02 febrero, 2008

Dios y el espejo


Quizá la idea de Dios proviene de la invención del espejo. Cuando el hombre pudo ver su imagen comprendió la posibilidad de que existieran seres irreales e incorpóreos a la vez. En suma, todo lo sobrenatural está ahí. Aquello explica el don de la ubicuidad, y hasta el misterio de la Trinidad inclusive.
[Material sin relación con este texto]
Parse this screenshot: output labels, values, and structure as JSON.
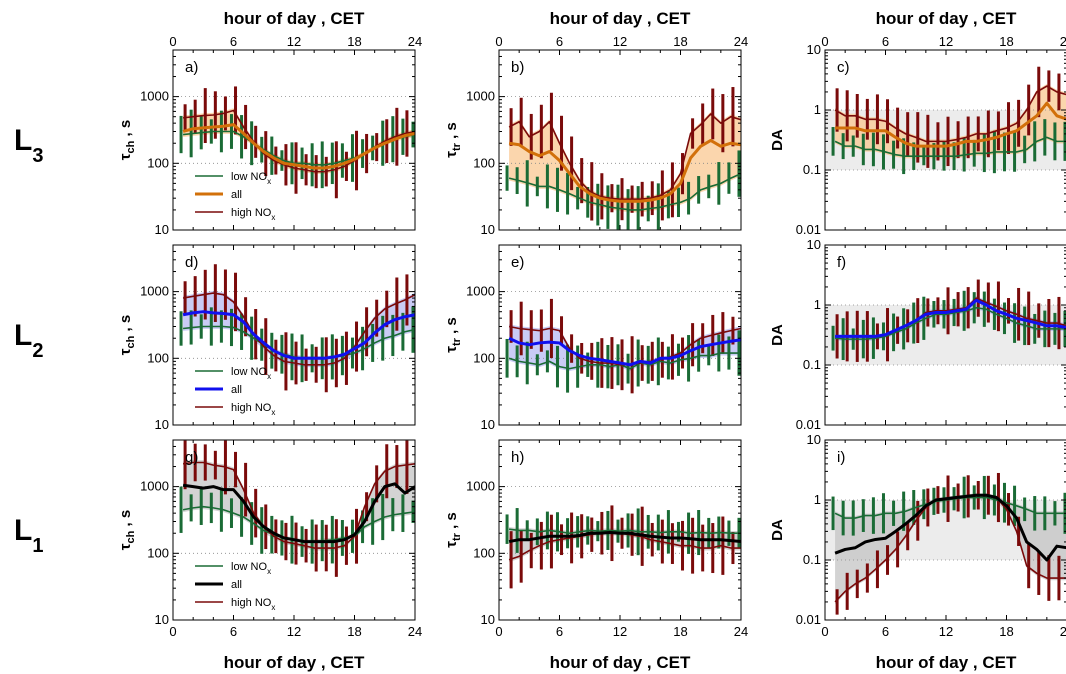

En el espejo, soy simultáneamente uno y doble.~


Extracto del cuento "Monsieur Bergeret", de Leopoldo Lugones, incluido en el libro "Filosofícula".

3 comentarios:

Patricio dijo...

Oye, muy borgiano eso de los espejos, no?

Anónimo dijo...

Basta con recordar ese hermoso e intricado cuento borgiano: Tlön, Uqbar, Orbis Tertius, y la evocación por parte de Bioy de las palabras de un viejo heresiarca de Uqbar: "Para uno de esos gnósticos el universo era un ilusión o (más precisamente) un sofisma. Los espejos y la paternidad son abominables porque lo multiplican y lo divulgan."

Eduardo Berti dijo...

Sí, muy cierto. No es raro ver que en muchos textos de Lugones o de Darrío (sobre todo en sus cuentos) hay algo pre-borgiano, si vale el término.